June 10, 2013 – MUSCLE SHOALS, Ala., USA, and ADDIS ABABA, Ethiopia – Africa needs to double food production between now and 2050 to ensure food security for a growing population. Fortunately, new technologies are available – tested, proven and already in use – that can substantially increase crop yields and food production. With government agencies, non-governmental organizations and the private sector working together, these technologies can be scaled out, benefiting millions of families across Africa and around the world.
This was the unanimous view of international experts gathered at the Africa Committee meeting of the IFDC board of directors, which met in Addis Ababa during June 1-3. The meeting provided a comprehensive review of IFDC’s Africa projects – progress, challenges, priorities for the future and opportunities to expand partnerships with other organizations involved in agricultural development in Africa. Specifically, it laid out plans for ongoing and new projects that will expand food production, fight hunger and poverty and create better livelihoods for small-scale farmers.
The meeting was opened by H.E. Erastus Mwencha, Deputy Chairperson of the African Union (AU) Commission; Prof. Tekalign Mamo, Advisor to the State Minister for Agriculture, government of Ethiopia; and H.E. Dr. Agnes Kalibata, Rwanda’s Minister for Agriculture and Animal Husbandry and Chair of the IFDC Africa Committee.
Mwencha was optimistic that outcomes from the meeting would directly impact small-scale farmers across Africa. “Agriculture must develop for national and regional economies to grow,” he said. “Discussions at this meeting will find a place in national policy, and facilitate people to work together to transform Africa from a food importer to an exporter.”
“Agricultural development is a national priority,” Prof. Mamo said. “This is where IFDC’s support, its technical expertise and worldwide experience will be vital. As an international organization with long experience in Africa, IFDC offers a great deal to national organizations. IFDC projects in Ethiopia have shown excellent results, and I have no doubt that their new initiatives will be equally successful.”
New technologies save resources
Technical presentations at the meeting described new technologies and innovative market-driven approaches that can increase yields, protect soil and water resources and strengthen agricultural value chains.
One such technology is fertilizer deep placement (FDP) – a simple, low-cost method being promoted by IFDC that allows farmers to use 30 to 40 percent less fertilizer while harvesting higher yields and protecting the environment. In Bangladesh, FDP is used on more than 1.3 million hectares, producing an extra 860,000 metric tons of rice every year. In Africa, it is being scaled out in 13 countries in collaboration with government agencies and international donors. Adoption has grown rapidly because FDP is easy to use, requires only limited investment and is highly profitable. It is also reduces fertilizer contamination of groundwater and the atmosphere (harmful greenhouse gases).
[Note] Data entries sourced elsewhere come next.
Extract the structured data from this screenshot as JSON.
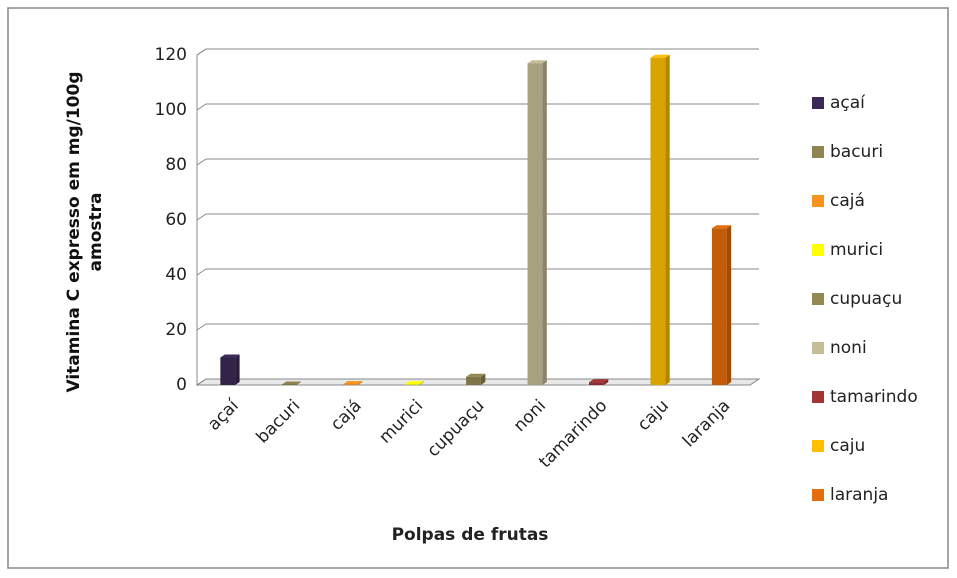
{
  "chart_data": {
    "type": "bar",
    "y_label": "Vitamina C expresso em mg/100g amostra",
    "x_label": "Polpas de frutas",
    "categories": [
      "açaí",
      "bacuri",
      "cajá",
      "murici",
      "cupuaçu",
      "noni",
      "tamarindo",
      "caju",
      "laranja"
    ],
    "values": [
      10,
      0.2,
      0.3,
      0.3,
      3,
      117,
      1,
      119,
      57
    ],
    "colors": [
      "#3b2a55",
      "#8f8350",
      "#f7931e",
      "#ffff00",
      "#938953",
      "#c4bd97",
      "#a33535",
      "#ffc000",
      "#e46c0a"
    ],
    "ylim": [
      0,
      120
    ],
    "yticks": [
      0,
      20,
      40,
      60,
      80,
      100,
      120
    ],
    "grid": true,
    "legend": "right"
  }
}
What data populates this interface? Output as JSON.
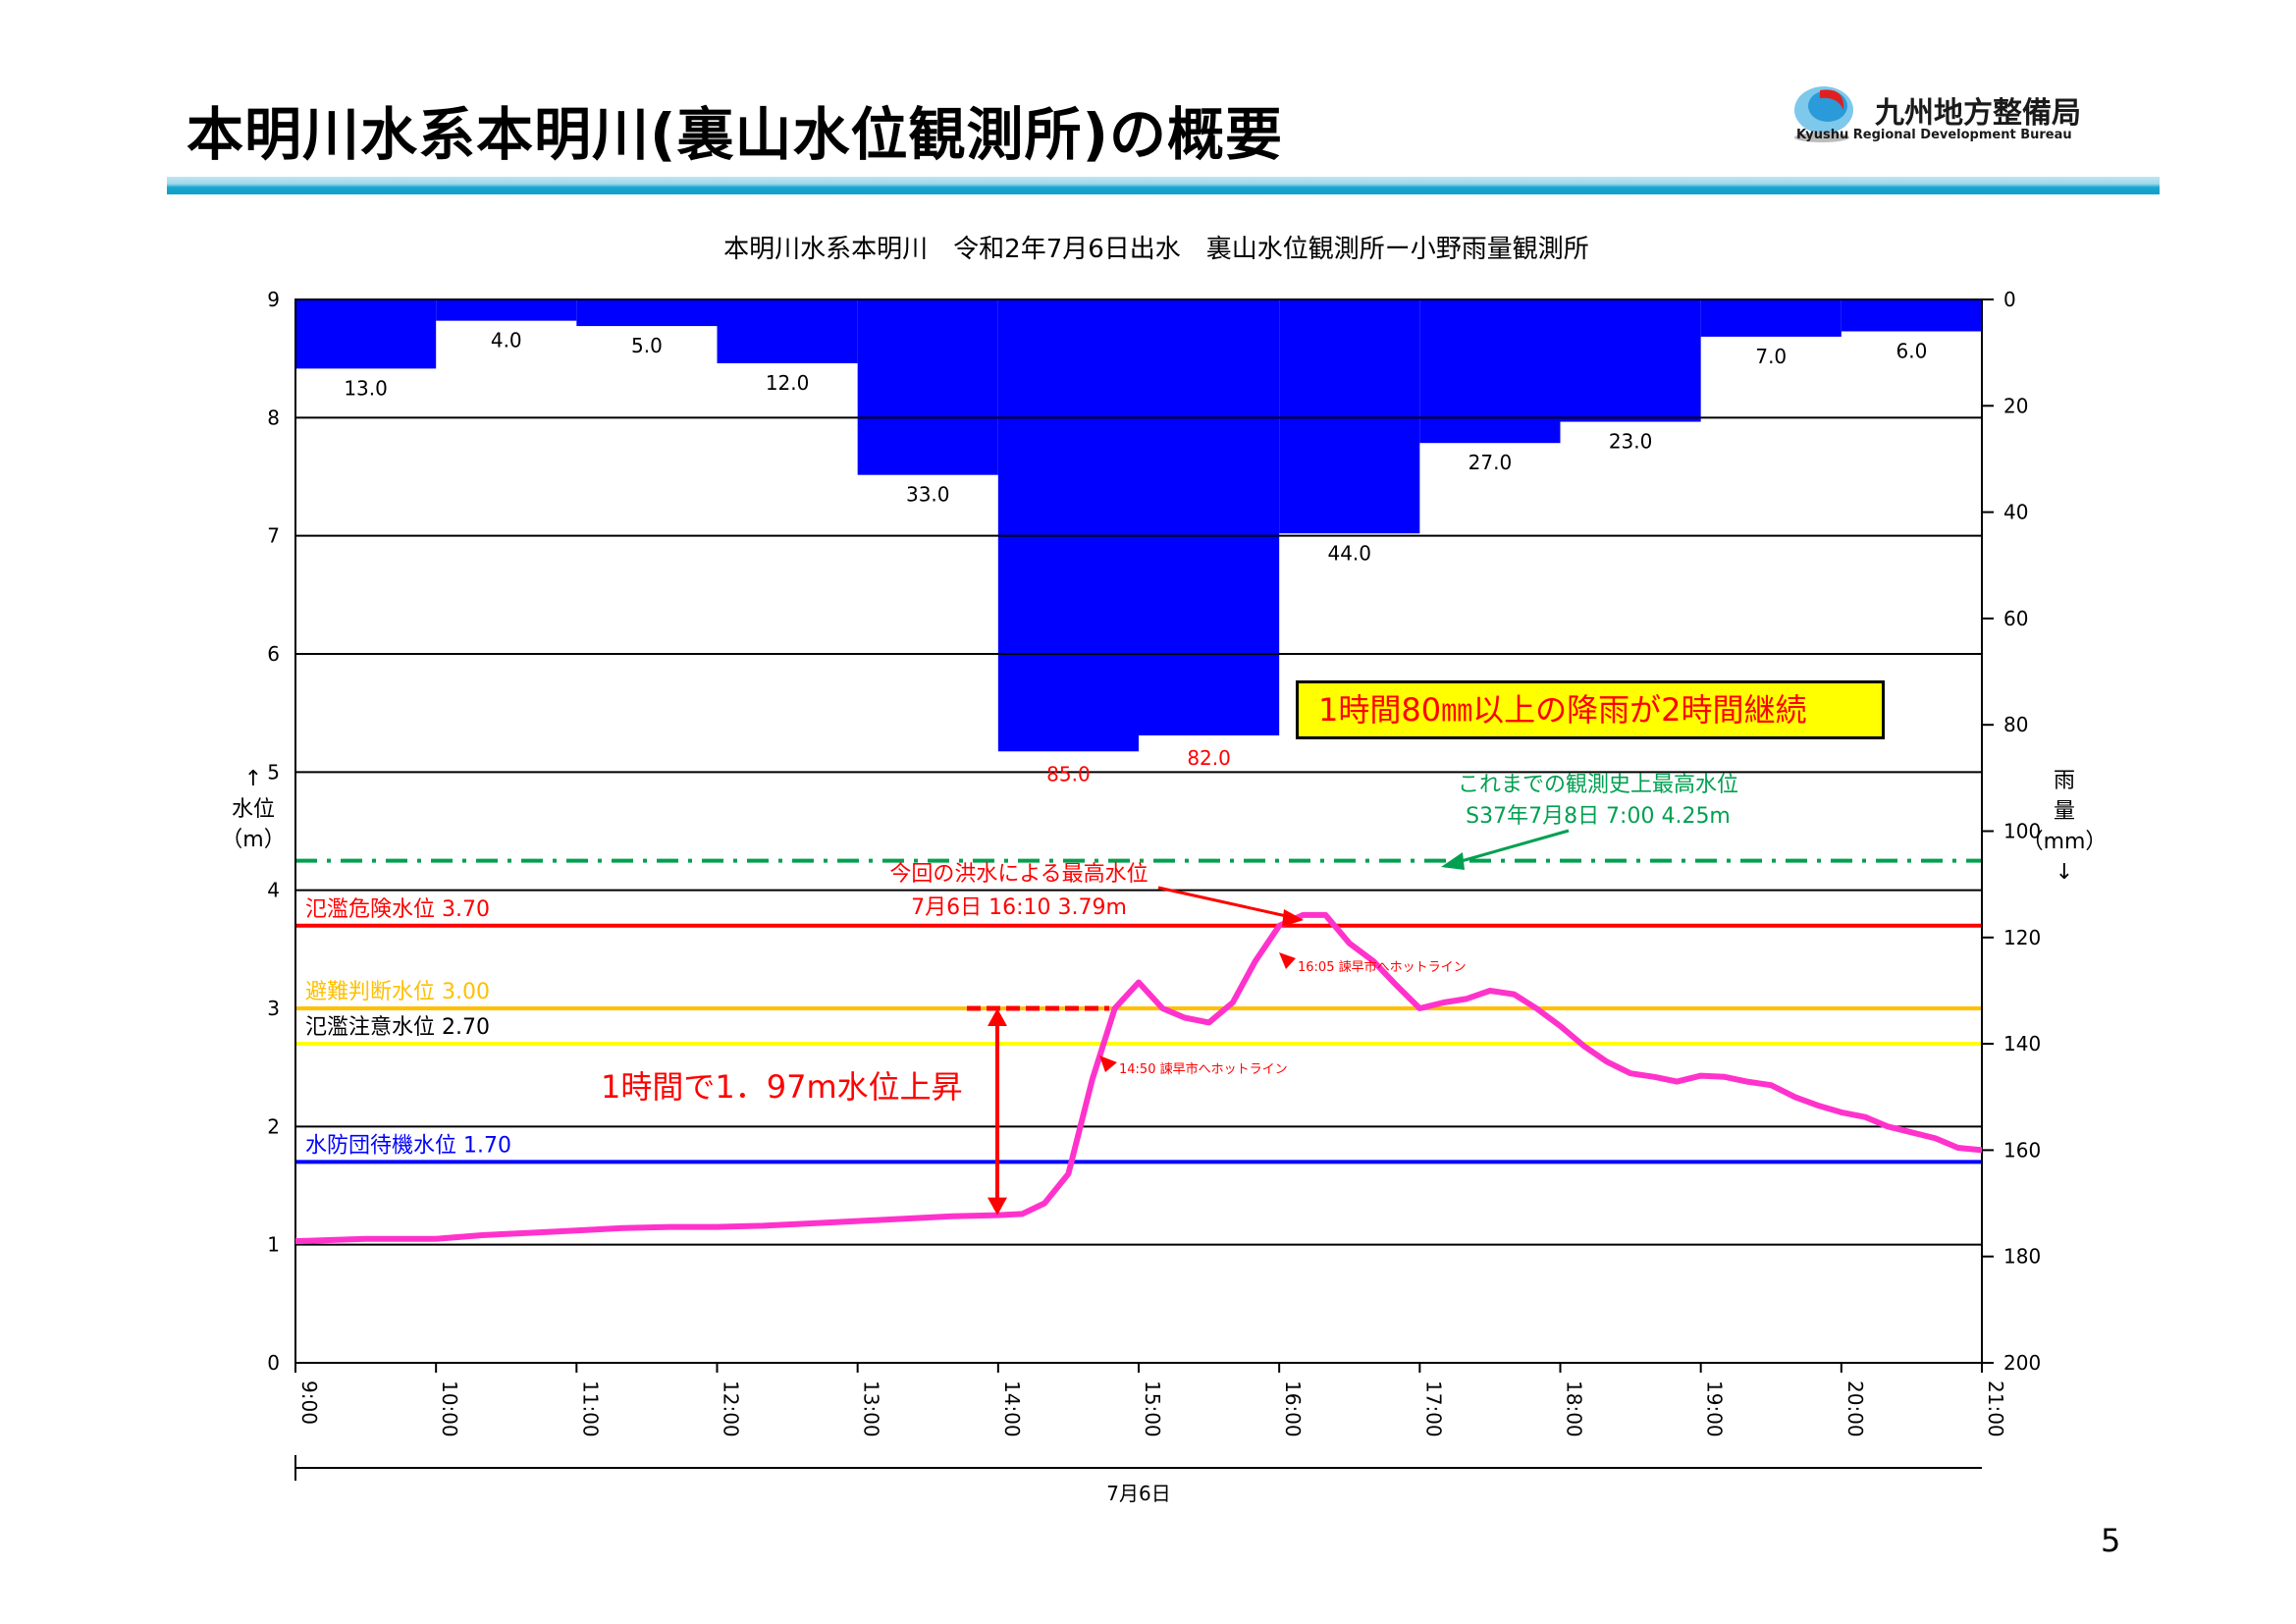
{
  "header": {
    "title": "本明川水系本明川(裏山水位観測所)の概要",
    "logo_text": "九州地方整備局",
    "logo_sub": "Kyushu Regional Development Bureau"
  },
  "page_number": "5",
  "colors": {
    "rain": "#0000ff",
    "water_level": "#ff33cc",
    "danger": "#ff0000",
    "evac": "#ffc000",
    "caution": "#ffff00",
    "standby": "#0000ff",
    "record": "#00a050",
    "annotation": "#ff0000"
  },
  "chart_data": {
    "type": "bar+line",
    "title": "本明川水系本明川　令和2年7月6日出水　裏山水位観測所ー小野雨量観測所",
    "x_ticks": [
      "9:00",
      "10:00",
      "11:00",
      "12:00",
      "13:00",
      "14:00",
      "15:00",
      "16:00",
      "17:00",
      "18:00",
      "19:00",
      "20:00",
      "21:00"
    ],
    "xlabel": "7月6日",
    "y_left": {
      "label": "水位(m)",
      "label_lines": [
        "↑",
        "水位",
        "（m）"
      ],
      "range": [
        0,
        9
      ],
      "ticks": [
        "0",
        "1",
        "2",
        "3",
        "4",
        "5",
        "6",
        "7",
        "8",
        "9"
      ]
    },
    "y_right": {
      "label": "雨量(mm)",
      "label_lines": [
        "雨",
        "量",
        "（mm）",
        "↓"
      ],
      "range": [
        0,
        200
      ],
      "inverted": true,
      "ticks": [
        "0",
        "20",
        "40",
        "60",
        "80",
        "100",
        "120",
        "140",
        "160",
        "180",
        "200"
      ]
    },
    "rainfall": {
      "hours": [
        "9:00-10:00",
        "10:00-11:00",
        "11:00-12:00",
        "12:00-13:00",
        "13:00-14:00",
        "14:00-15:00",
        "15:00-16:00",
        "16:00-17:00",
        "17:00-18:00",
        "18:00-19:00",
        "19:00-20:00",
        "20:00-21:00"
      ],
      "values": [
        13.0,
        4.0,
        5.0,
        12.0,
        33.0,
        85.0,
        82.0,
        44.0,
        27.0,
        23.0,
        7.0,
        6.0
      ],
      "labels": [
        "13.0",
        "4.0",
        "5.0",
        "12.0",
        "33.0",
        "85.0",
        "82.0",
        "44.0",
        "27.0",
        "23.0",
        "7.0",
        "6.0"
      ]
    },
    "water_level": {
      "x_hours": [
        9.0,
        9.5,
        10.0,
        10.33,
        10.67,
        11.0,
        11.33,
        11.67,
        12.0,
        12.33,
        12.67,
        13.0,
        13.33,
        13.67,
        14.0,
        14.17,
        14.33,
        14.5,
        14.67,
        14.83,
        15.0,
        15.17,
        15.33,
        15.5,
        15.67,
        15.83,
        16.0,
        16.17,
        16.33,
        16.5,
        16.67,
        16.83,
        17.0,
        17.17,
        17.33,
        17.5,
        17.67,
        17.83,
        18.0,
        18.17,
        18.33,
        18.5,
        18.67,
        18.83,
        19.0,
        19.17,
        19.33,
        19.5,
        19.67,
        19.83,
        20.0,
        20.17,
        20.33,
        20.5,
        20.67,
        20.83,
        21.0
      ],
      "values": [
        1.03,
        1.05,
        1.05,
        1.08,
        1.1,
        1.12,
        1.14,
        1.15,
        1.15,
        1.16,
        1.18,
        1.2,
        1.22,
        1.24,
        1.25,
        1.26,
        1.35,
        1.6,
        2.4,
        3.0,
        3.22,
        3.0,
        2.92,
        2.88,
        3.05,
        3.4,
        3.7,
        3.79,
        3.79,
        3.55,
        3.4,
        3.2,
        3.0,
        3.05,
        3.08,
        3.15,
        3.12,
        3.0,
        2.85,
        2.68,
        2.55,
        2.45,
        2.42,
        2.38,
        2.43,
        2.42,
        2.38,
        2.35,
        2.25,
        2.18,
        2.12,
        2.08,
        2.0,
        1.95,
        1.9,
        1.82,
        1.8
      ]
    },
    "reference_levels": [
      {
        "name": "氾濫危険水位",
        "value": 3.7,
        "label": "氾濫危険水位 3.70"
      },
      {
        "name": "避難判断水位",
        "value": 3.0,
        "label": "避難判断水位 3.00"
      },
      {
        "name": "氾濫注意水位",
        "value": 2.7,
        "label": "氾濫注意水位 2.70"
      },
      {
        "name": "水防団待機水位",
        "value": 1.7,
        "label": "水防団待機水位 1.70"
      },
      {
        "name": "これまでの観測史上最高水位",
        "value": 4.25
      }
    ],
    "annotations": {
      "heavy_rain": "1時間80㎜以上の降雨が2時間継続",
      "record_title": "これまでの観測史上最高水位",
      "record_detail": "S37年7月8日 7:00  4.25m",
      "peak_title": "今回の洪水による最高水位",
      "peak_detail": "7月6日 16:10  3.79m",
      "rise": "1時間で1．97m水位上昇",
      "notice1": "14:50  諫早市へホットライン",
      "notice2": "16:05  諫早市へホットライン"
    },
    "grid": true
  }
}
Agriculture is the central element of economic growth and poverty reduction in Africa. It is also the main tool for the attainment of food security and alleviation of hunger on the continent. These two attributes are the basis for the United Nations’ Millennium Development Goal 1 (MDG1).
The leadership of the AU has repeatedly reiterated its commitment to a food-secure Africa, especially during the tenure of President Bingu Wa Mutharika of Malawi as Chairman of the African Union. The launch of the African Food Basket initiative and African Food and Nutrition Security Day are two examples of this focus.
The Division of Agriculture and Food Security of the AU’s Department of Rural Economy and Agriculture (DREA) is best positioned to address most of these challenges, especially through the Comprehensive Africa Agriculture Development Programme (CAADP) and other projects and programs.
IFDC is a public international organization that has worked in Africa for almost 40 years. IFDC implements a range of agricultural development projects that have helped increase crop yields, improve soil fertility, build market linkages and train and support farmers as well as agro-entrepreneurs.
In Ethiopia, IFDC works closely with DREA, the Ethiopian Ministry of Agriculture, the Agricultural Transformation Agency and with donors such as the U.S. Agency for International Development and the Directorate-General for International Cooperation of the Netherlands’ Ministry of Foreign Affairs.
IFDC combines cutting-edge research with development programs at the grassroots level. It has implemented development projects in over 100 countries; capacity development initiatives have benefited 150 countries.